An example of Grid.ai running Ray in the model. The examples will show how to:
- Get started with Development Setup
- Unit test by running experiment locally
- Run on Grid.ai Cloud with zero code modification
- Advanced Dockerfile usage on Grid.ai
- Use Grid.ai when the model is not on GitHub
- Troubleshooting Tips
- Setup development environment
# Grid.ai minimum is python=3.8
conda create --name ray python=3.8
conda activate ray
# Python modules required
cat >requirements.txt <<EOF
ray
ray[tune]
ray[default]
pandas
tabulate
tensorboardX
EOF
# Install Python modules for the experiment
pip install --ignore-requires-python -v -r requirements.txt
# Install Python modules for the Grid
pip install lightning-grid --upgrade
python ray-tune-quickstart.py
- Login into Grid.ai
grid login
grid run ray-tune-quickstart.py
Use Grid.ai with GitHub and Dockerfile examples by using customized container with --dockerfile gridray.dockerfile flag.
- Run using manually specifying the Dockerfile. Use CLI below.
grid run --dockerfile gridray.dockerfile --name ray-dk-$(date '+%m%d-%H%M%S') ray-tune-quickstart.py
- Use spot instance and override Run name with
ray-MMDD-HHMMSS
for easier search later. Use CLI below.
grid run --dockerfile gridray.dockerfile --use_spot --name ray-sp-dk-$(date '+%m%d-%H%M%S') ray-tune-quickstart.py
Using --localdir
does not allow the Grid.ai cloning feature.

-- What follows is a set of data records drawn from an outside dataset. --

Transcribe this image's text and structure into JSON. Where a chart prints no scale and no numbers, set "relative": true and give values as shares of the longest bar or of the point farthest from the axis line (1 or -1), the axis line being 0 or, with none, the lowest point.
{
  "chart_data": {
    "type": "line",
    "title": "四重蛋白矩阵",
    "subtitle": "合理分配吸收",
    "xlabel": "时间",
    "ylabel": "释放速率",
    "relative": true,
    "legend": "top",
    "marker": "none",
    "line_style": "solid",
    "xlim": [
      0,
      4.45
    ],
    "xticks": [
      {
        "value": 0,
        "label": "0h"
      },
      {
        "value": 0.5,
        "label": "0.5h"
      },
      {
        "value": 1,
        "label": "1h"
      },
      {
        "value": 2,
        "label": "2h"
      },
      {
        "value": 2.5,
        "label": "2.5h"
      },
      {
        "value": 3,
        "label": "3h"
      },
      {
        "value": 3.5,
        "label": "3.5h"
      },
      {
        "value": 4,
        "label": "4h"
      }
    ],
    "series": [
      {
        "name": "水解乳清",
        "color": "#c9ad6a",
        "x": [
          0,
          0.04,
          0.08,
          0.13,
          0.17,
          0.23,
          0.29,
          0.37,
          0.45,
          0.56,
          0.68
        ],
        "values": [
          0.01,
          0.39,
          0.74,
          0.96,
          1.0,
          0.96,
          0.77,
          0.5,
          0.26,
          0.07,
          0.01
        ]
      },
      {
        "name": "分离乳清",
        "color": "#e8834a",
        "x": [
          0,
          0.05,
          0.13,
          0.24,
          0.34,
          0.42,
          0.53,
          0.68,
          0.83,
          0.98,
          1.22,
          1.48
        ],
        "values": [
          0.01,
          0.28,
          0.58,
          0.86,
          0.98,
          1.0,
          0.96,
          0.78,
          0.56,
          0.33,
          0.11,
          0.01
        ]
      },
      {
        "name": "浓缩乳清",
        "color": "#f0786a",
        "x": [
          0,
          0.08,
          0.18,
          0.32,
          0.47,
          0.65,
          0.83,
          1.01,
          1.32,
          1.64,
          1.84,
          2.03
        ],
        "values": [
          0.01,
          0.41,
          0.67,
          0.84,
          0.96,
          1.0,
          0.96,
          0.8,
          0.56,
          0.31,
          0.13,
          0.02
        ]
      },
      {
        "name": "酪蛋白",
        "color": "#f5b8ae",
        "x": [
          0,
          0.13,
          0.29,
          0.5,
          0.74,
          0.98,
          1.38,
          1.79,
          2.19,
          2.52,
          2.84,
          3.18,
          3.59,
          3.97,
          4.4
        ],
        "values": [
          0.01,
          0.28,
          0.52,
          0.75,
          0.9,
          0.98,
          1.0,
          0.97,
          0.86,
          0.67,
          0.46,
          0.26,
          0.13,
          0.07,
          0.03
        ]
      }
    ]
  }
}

- Let Grid.ai build the container
grid run --name ray-local-$(date '+%m%d-%H%M%S') --localdir ray-tune-quickstart.py
- Use the container specification
grid run --dockerfile gridray.dockerfile --use_spot --name ray-sp-dk-lc-$(date '+%m%d-%H%M%S') --localdir ray-tune-quickstart.py
- Review
grid history
grid history | grep -e Run -e ray -e $(date '+%Y-%m-%d')
┃ Run ┃ Created At ┃ Experiments ┃ Failed ┃ Stopped ┃ Completed ┃
│ ray-sp-dk-lc-0720-105956 │ 2021-07-20 15:00:09+0000 │ 1 │ 0 │ 0 │ 1 │
│ ray-local-0720-105916 │ 2021-07-20 14:59:30+0000 │ 1 │ 0 │ 0 │ 1 │
│ ray-sp-dk-0720-105713 │ 2021-07-20 14:57:25+0000 │ 1 │ 0 │ 0 │ 1 │
│ ray-dk-0720-105640 │ 2021-07-20 14:56:53+0000 │ 1 │ 0 │ 0 │ 1 │
│ fervent-tamarin-146 │ 2021-07-20 14:55:39+0000 │ 1 │ 0 │ 0 │ 1 │
- Review
grid status
for run in $(grid history | grep -e Run -e ray -e $(date '+%Y-%m-%d') | awk -F'│' '{print $2}'); do
echo $run
grid status $run
done
ray-sp-dk-lc-0720-105956
┏━━━━━━━━━━━━━━━━━━━━━━━━━━━━━━━┳━━━━━━━━━━━━━━━━━━━━━━━━━┳━━━━━━━━━━━┳━━━━━━━━━━━━━┓
┃ Experiment ┃ Command ┃ Status ┃ Duration ┃
┡━━━━━━━━━━━━━━━━━━━━━━━━━━━━━━━╇━━━━━━━━━━━━━━━━━━━━━━━━━╇━━━━━━━━━━━╇━━━━━━━━━━━━━┩
│ ray-sp-dk-lc-0720-105956-exp0 │ ray-tune-quickstart.py] │ succeeded │ 0d-00:01:28 │
└───────────────────────────────┴─────────────────────────┴───────────┴─────────────┘